Michael J. Ross, vice president at Kemper Securities Group, said, "The entire market got caught up in 'We all want bank paper.'"
"I want to see second-quarter numbers," Mr. Ross said. "If they're disappointing, look for some banks to toss away this year as well. Everyone is saying New England, but I think it's something to be a little contrarian about -- we're looking out West to see how bad thing are."
The bank bonds' rally also opened the doors to the primary market for many institutions. That may change as earnings come in, players say.
According to Securities Data Co., commercial banks sold $8.5 billion of debt securities in the first half of 1991, up dramatically from the $2.6 billion they sold in the second half of 1990.
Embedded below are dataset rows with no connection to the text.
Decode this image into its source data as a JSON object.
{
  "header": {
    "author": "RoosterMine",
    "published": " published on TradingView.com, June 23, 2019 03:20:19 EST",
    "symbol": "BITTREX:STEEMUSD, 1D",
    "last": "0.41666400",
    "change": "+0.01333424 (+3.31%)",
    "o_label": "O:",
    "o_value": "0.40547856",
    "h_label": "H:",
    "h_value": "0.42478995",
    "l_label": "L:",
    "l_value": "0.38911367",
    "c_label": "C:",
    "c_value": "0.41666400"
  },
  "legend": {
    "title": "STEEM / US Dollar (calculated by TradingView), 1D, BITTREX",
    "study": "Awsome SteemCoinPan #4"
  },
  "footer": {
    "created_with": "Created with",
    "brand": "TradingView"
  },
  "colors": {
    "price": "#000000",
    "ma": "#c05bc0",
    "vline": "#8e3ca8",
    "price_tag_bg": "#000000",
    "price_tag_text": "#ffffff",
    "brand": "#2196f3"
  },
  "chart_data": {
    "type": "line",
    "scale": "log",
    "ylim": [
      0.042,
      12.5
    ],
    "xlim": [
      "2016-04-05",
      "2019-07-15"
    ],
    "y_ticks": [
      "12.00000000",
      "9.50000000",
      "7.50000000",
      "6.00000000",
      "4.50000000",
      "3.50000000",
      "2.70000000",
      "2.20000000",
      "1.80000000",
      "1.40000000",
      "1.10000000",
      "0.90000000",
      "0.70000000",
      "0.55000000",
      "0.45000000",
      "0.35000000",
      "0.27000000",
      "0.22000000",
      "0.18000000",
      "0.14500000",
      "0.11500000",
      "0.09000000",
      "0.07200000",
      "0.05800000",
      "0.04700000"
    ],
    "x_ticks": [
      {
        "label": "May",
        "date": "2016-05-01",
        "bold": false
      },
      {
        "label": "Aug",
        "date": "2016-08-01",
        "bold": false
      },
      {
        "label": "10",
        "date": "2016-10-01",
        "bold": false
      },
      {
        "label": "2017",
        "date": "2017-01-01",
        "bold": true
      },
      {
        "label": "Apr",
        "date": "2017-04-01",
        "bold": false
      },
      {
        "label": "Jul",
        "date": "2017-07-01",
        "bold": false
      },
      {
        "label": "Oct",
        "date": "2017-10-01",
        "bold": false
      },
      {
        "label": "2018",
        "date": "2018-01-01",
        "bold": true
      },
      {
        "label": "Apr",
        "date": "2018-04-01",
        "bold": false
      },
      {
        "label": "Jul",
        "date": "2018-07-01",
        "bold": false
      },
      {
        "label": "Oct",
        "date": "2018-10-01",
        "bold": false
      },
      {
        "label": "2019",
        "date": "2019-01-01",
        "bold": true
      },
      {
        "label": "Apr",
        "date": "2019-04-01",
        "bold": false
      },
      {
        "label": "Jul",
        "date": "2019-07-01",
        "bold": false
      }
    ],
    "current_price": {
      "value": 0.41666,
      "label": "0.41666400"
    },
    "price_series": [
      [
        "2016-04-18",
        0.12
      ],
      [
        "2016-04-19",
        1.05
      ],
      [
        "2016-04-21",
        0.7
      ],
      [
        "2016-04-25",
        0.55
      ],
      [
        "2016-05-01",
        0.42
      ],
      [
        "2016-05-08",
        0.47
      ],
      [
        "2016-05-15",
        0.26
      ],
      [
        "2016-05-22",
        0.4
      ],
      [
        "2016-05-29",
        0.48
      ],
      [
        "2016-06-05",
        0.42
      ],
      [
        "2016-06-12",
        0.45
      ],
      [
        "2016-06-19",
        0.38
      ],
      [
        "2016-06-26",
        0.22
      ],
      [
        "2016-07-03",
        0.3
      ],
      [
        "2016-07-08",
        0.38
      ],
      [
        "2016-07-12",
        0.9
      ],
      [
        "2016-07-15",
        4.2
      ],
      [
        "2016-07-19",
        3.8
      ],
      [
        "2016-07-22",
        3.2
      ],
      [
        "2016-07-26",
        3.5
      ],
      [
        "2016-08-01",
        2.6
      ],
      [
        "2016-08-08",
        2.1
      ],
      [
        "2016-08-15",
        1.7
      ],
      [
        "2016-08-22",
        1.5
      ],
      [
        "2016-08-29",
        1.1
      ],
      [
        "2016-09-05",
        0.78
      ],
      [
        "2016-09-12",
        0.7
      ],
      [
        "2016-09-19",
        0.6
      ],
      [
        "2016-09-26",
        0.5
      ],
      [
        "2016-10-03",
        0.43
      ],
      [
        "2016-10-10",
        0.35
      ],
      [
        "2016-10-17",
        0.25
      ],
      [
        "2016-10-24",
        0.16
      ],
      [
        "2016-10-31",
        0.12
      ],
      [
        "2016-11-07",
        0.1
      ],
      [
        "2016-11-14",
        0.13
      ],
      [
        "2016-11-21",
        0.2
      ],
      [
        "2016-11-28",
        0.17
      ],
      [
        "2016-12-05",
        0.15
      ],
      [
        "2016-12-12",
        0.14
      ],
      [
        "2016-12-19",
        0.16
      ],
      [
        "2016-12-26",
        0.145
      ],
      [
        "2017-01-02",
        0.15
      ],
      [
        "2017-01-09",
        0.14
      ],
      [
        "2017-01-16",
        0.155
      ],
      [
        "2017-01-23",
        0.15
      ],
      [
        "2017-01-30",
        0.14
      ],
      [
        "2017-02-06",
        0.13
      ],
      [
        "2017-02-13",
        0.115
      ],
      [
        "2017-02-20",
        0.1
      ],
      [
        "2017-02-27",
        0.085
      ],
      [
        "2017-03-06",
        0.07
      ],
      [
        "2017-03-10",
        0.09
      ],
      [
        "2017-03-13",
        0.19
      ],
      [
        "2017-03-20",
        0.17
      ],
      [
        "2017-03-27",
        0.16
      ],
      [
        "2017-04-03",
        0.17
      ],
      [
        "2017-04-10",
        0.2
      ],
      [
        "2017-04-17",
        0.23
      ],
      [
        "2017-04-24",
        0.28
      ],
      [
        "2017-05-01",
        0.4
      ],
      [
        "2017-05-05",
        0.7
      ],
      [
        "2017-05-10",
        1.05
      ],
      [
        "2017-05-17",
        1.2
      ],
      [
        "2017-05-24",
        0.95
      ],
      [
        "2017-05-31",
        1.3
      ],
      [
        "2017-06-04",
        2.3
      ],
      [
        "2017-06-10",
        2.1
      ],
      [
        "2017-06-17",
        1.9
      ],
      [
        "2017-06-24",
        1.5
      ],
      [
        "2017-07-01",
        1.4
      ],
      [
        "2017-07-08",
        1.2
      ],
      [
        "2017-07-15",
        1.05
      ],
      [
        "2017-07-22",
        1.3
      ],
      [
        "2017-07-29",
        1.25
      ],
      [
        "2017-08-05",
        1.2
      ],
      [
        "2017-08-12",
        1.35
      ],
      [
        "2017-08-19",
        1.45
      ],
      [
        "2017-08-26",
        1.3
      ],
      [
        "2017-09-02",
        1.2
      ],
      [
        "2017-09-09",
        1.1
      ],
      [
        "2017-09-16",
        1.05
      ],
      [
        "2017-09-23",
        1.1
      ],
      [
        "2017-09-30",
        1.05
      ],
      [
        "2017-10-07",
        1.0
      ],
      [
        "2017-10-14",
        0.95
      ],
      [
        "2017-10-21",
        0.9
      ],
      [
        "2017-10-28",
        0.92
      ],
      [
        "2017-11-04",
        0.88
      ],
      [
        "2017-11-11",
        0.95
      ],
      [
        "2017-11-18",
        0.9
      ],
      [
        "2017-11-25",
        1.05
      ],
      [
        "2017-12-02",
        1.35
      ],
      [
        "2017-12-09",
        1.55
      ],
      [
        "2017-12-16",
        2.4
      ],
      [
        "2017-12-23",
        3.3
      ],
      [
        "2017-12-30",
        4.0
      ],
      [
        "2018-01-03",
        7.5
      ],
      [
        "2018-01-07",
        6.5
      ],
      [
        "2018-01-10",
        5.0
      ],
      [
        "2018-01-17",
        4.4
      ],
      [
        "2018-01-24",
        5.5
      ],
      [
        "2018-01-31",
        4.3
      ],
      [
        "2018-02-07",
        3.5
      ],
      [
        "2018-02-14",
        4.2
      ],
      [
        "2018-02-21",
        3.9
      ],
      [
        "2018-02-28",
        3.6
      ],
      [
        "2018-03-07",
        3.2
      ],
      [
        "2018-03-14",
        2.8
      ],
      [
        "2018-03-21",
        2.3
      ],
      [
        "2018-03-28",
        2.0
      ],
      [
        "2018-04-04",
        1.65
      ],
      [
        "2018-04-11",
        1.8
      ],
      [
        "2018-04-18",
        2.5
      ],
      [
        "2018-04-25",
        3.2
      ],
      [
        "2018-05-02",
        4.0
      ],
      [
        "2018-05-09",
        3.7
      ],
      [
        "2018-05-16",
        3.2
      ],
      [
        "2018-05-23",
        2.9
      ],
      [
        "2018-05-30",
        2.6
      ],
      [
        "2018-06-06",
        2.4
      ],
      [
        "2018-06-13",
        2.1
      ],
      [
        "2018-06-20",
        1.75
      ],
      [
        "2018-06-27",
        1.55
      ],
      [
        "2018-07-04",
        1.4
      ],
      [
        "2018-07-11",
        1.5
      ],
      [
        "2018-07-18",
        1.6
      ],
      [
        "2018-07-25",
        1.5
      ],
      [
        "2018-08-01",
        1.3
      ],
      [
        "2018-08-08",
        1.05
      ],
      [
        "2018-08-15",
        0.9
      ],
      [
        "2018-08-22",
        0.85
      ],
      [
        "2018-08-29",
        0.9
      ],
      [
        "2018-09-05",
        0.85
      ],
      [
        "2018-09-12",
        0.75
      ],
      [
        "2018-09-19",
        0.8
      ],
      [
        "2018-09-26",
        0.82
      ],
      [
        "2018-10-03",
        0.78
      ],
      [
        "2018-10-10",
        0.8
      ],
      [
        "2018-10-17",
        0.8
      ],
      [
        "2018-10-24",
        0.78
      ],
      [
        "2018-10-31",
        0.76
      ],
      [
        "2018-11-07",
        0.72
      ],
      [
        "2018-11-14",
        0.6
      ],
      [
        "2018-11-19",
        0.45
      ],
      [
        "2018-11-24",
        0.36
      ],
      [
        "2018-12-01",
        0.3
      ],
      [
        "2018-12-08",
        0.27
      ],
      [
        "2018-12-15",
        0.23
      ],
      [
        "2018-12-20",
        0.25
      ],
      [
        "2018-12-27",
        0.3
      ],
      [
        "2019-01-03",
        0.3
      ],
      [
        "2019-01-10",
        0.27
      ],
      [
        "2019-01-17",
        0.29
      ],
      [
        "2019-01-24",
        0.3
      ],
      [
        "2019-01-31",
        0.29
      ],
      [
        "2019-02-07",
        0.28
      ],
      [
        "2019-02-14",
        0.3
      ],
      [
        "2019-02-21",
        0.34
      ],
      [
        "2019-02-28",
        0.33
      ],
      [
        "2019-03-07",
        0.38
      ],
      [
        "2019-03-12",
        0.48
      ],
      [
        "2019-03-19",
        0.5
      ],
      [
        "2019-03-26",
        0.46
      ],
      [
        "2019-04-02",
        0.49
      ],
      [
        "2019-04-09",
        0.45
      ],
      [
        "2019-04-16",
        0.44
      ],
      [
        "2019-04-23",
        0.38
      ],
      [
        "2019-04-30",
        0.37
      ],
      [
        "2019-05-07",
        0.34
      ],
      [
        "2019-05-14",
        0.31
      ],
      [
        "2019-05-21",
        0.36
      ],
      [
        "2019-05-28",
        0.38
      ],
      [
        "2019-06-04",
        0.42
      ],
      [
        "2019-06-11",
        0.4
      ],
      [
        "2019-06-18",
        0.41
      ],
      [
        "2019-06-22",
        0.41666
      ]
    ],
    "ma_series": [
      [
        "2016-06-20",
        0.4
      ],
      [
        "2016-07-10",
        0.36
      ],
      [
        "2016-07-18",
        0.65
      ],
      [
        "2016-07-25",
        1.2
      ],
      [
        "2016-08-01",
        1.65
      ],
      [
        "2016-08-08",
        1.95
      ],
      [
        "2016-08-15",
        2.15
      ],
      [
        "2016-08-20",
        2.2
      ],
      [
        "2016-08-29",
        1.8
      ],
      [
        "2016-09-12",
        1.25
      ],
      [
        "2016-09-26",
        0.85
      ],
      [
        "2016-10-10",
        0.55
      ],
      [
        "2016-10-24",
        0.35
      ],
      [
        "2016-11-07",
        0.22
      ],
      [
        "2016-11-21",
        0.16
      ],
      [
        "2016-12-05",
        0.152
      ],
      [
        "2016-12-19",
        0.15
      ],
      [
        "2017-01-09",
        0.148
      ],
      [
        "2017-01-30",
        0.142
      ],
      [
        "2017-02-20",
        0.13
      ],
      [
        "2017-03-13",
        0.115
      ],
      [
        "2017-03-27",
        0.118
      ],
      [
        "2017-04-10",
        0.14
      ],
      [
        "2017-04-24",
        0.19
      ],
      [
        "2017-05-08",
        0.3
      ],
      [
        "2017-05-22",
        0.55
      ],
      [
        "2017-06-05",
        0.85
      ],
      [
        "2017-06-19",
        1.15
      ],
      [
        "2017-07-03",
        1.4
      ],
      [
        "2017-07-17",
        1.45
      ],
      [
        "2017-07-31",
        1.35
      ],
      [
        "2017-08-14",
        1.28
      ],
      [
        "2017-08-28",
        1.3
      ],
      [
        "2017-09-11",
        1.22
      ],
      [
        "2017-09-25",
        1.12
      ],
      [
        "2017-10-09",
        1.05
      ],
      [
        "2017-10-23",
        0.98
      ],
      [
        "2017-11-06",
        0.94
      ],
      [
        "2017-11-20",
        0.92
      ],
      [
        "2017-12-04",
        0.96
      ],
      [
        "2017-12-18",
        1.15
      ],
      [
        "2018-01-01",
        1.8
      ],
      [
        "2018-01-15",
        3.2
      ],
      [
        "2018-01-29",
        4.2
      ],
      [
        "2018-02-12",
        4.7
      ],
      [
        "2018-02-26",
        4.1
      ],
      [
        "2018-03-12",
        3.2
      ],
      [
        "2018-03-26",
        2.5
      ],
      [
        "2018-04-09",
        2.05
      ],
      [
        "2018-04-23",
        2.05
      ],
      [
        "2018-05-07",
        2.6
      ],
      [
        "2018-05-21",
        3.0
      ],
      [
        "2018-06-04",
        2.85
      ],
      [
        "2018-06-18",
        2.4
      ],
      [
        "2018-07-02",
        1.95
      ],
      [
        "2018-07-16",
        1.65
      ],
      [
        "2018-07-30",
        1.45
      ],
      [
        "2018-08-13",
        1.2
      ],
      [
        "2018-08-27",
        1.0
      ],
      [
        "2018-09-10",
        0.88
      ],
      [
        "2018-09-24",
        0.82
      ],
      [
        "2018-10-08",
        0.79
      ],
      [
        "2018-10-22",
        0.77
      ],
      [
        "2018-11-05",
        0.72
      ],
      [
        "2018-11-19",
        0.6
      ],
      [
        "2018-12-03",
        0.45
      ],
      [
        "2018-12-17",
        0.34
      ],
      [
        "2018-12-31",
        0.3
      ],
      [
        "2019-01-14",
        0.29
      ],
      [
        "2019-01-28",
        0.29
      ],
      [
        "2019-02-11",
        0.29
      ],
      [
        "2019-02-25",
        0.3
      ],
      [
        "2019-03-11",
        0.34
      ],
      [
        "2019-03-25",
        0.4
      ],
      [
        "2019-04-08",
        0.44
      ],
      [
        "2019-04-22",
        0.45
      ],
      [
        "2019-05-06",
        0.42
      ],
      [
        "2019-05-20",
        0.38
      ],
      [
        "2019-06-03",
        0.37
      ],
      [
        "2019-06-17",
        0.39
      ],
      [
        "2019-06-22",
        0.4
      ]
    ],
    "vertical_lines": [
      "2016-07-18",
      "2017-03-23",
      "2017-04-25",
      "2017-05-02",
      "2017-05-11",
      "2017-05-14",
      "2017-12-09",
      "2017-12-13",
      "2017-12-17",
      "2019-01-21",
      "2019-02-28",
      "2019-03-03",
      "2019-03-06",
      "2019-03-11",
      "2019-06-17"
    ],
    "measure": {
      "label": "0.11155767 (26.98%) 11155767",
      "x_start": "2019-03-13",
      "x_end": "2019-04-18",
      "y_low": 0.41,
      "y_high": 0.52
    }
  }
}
"I think the market's pretty much closed to banks until second quarter results are in, except for super-quality names like Republic New York," said Andrew Aran, fixed-income analyst at Alliance Capital Management LP. "People have to be reconsidering their bullishness, and have to be more selective.
Most investment-grade bonds slipped 1/8 point in light trading yesterday, matching Treasuries' losses. Junk bonds, meanwhile, finished flat to 1/4 higher.
In ratings action, Standard & Poor's Corp. downgraded American Express Co., citing lingering concerns about Amex's securities unit, Shearson Lehman Brothers Holdings Inc.
The agency cut American Express's senior debt to AA-minus from AA, affecting $9.6 billion of debt.
S&P Downgrades Hit Record
Corporate credit quality continued to deteriorate in the first half of 1991 as downgrades hit a record $408 billion, Standard & Poor's Corp. reported yesterday.
First half downgrades were just $100 billion short of the $500 billion of corporate debt lowered in all of 1990.
"S&P expects the number of rating downgrades to continue to exceed the number of upgrades -- at least through the balance of this year," said Leo C. O'Neill, chief ratings officer at the agency. "Even an early end to the ecession in unlikely to provide much relief for the many corporations and municipalities that have taken on substantial debt in recent years.